LE DEVIN DU VILLAGE.
(Note 1)


Le théâtre représente d'un côté la maison du Devin; de l'autre,
des arbres et des fontaines; et dans le fond, un hameau.


SCENE I.

Colette, soupirant, et s'essuyant les yeux de son tablier.


J'ai perdu tout mon bonheur;
J'ai perdu mon serviteur;
Colin me délaisse.

Hélas! il a pu changer!
Je voudrais n'y plus songer:
J'y songe sans cesse.

J'ai perdu mon serviteur;
J'ai perdu tout mon bonheur;
Colin me délaisse.

Il m'aimait autrefois, et ce fut mon malheur.
Mais quelle est donc celle qu'il me préfère?
Elle est donc bien charmante!
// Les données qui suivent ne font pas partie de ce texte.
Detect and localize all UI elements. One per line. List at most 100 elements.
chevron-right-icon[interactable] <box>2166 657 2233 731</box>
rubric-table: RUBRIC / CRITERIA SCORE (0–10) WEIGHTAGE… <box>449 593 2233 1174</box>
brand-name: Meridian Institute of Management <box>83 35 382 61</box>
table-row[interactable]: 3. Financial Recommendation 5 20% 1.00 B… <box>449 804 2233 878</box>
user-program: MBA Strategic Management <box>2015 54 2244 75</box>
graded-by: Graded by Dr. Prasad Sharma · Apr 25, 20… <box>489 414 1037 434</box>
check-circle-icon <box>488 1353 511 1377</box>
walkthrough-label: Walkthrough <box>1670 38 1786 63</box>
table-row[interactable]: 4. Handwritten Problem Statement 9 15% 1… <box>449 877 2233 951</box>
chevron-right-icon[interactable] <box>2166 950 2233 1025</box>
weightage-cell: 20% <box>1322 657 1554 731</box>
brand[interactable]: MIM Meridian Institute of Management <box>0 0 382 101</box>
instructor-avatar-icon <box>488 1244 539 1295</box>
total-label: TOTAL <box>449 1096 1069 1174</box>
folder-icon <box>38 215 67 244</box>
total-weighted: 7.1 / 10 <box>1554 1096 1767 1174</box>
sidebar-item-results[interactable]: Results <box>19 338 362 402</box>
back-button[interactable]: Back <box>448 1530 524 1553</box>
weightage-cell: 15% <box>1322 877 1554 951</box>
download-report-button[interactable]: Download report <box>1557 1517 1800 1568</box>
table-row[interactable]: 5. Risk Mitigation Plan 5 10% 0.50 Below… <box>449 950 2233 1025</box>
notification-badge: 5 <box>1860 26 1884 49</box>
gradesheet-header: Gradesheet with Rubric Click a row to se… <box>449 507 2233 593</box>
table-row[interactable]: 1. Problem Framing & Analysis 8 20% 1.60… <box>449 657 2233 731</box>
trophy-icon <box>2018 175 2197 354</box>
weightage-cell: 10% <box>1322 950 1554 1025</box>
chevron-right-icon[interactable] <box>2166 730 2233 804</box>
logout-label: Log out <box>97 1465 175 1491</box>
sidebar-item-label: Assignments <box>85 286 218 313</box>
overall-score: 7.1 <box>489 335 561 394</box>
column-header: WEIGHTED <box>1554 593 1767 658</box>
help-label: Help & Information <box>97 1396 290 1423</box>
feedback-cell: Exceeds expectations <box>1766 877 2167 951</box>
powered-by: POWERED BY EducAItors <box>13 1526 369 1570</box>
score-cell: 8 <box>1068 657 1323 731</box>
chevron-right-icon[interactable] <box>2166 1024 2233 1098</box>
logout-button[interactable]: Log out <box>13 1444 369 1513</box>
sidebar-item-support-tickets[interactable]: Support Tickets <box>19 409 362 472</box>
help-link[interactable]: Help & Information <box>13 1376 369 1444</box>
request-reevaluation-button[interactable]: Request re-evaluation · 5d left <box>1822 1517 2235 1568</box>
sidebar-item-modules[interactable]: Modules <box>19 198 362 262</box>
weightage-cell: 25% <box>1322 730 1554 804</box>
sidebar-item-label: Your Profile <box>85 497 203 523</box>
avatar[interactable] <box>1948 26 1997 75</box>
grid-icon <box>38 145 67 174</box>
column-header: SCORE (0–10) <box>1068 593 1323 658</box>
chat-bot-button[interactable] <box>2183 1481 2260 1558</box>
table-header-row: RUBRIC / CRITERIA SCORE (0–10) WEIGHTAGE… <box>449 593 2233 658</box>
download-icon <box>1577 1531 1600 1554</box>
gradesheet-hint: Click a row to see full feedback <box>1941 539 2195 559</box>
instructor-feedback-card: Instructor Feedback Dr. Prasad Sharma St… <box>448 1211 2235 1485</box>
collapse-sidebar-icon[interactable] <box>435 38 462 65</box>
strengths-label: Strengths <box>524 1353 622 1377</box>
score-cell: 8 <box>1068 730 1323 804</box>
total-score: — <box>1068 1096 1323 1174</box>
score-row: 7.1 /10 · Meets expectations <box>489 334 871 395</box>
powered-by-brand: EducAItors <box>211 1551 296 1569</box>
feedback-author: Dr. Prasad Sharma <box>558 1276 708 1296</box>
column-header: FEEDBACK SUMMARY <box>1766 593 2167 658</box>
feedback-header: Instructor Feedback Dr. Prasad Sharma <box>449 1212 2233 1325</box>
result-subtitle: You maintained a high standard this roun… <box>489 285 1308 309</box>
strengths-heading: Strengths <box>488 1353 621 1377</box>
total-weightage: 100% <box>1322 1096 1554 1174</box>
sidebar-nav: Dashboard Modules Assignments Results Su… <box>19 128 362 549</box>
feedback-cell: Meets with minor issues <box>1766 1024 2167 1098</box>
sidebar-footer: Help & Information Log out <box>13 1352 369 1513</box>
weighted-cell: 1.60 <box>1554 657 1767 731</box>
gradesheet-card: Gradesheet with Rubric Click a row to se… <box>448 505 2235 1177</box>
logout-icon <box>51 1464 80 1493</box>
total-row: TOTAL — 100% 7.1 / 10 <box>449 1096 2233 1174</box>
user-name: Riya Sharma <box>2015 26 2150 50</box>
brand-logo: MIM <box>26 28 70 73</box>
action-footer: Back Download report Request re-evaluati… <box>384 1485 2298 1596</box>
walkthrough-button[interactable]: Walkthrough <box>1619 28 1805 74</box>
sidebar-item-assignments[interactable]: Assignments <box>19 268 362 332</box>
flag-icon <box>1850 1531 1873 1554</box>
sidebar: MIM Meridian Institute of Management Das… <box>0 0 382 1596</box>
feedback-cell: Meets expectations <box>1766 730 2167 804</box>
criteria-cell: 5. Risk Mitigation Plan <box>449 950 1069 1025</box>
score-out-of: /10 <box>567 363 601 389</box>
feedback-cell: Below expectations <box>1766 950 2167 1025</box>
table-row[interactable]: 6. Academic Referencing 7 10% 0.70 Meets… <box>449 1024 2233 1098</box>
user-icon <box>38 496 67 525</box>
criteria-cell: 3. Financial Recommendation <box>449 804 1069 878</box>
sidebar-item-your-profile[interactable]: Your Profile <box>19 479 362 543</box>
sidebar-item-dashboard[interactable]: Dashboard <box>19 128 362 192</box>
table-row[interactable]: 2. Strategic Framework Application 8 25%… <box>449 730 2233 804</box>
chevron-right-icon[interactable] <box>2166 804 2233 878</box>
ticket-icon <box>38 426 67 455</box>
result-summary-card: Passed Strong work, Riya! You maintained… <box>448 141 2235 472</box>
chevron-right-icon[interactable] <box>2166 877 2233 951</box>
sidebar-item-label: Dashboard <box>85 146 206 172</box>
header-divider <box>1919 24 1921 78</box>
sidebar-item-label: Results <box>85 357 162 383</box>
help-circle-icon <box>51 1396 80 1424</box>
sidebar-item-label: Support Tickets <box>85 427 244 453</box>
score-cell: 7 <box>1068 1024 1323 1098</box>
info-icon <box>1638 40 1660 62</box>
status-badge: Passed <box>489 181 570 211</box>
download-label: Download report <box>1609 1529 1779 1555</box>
Imprudente bergère!

Ne crains-tu point les maux que j'éprouve en ce jour?
Colin m'a pu changer; tu peux avoir ton tour.

Que me sert d'y rêver sans cesse?
Rien ne peut guérir mon amour,
Et tout augmente ma tristesse.

J'ai perdu mon serviteur;
J'ai perdu tout mon bonheur;
Colin me délaisse.

Je veux le haïr... je le dois...
Peut-être il m'aime encore... Pourquoi me fuir sans cesse?
Il me cherchait tant autrefois!

Le Devin du canton fait ici sa demeure;
Il sait tout; il saura le sort de mon amour:
Je le vois, et je veux m'éclaircir en ce jour.

NOTES

Note 1: Voyez sur cette pastorale beaucoup de détails et d'anecdotes, Histoire de J.-J. Rousseau, tome II, page 441.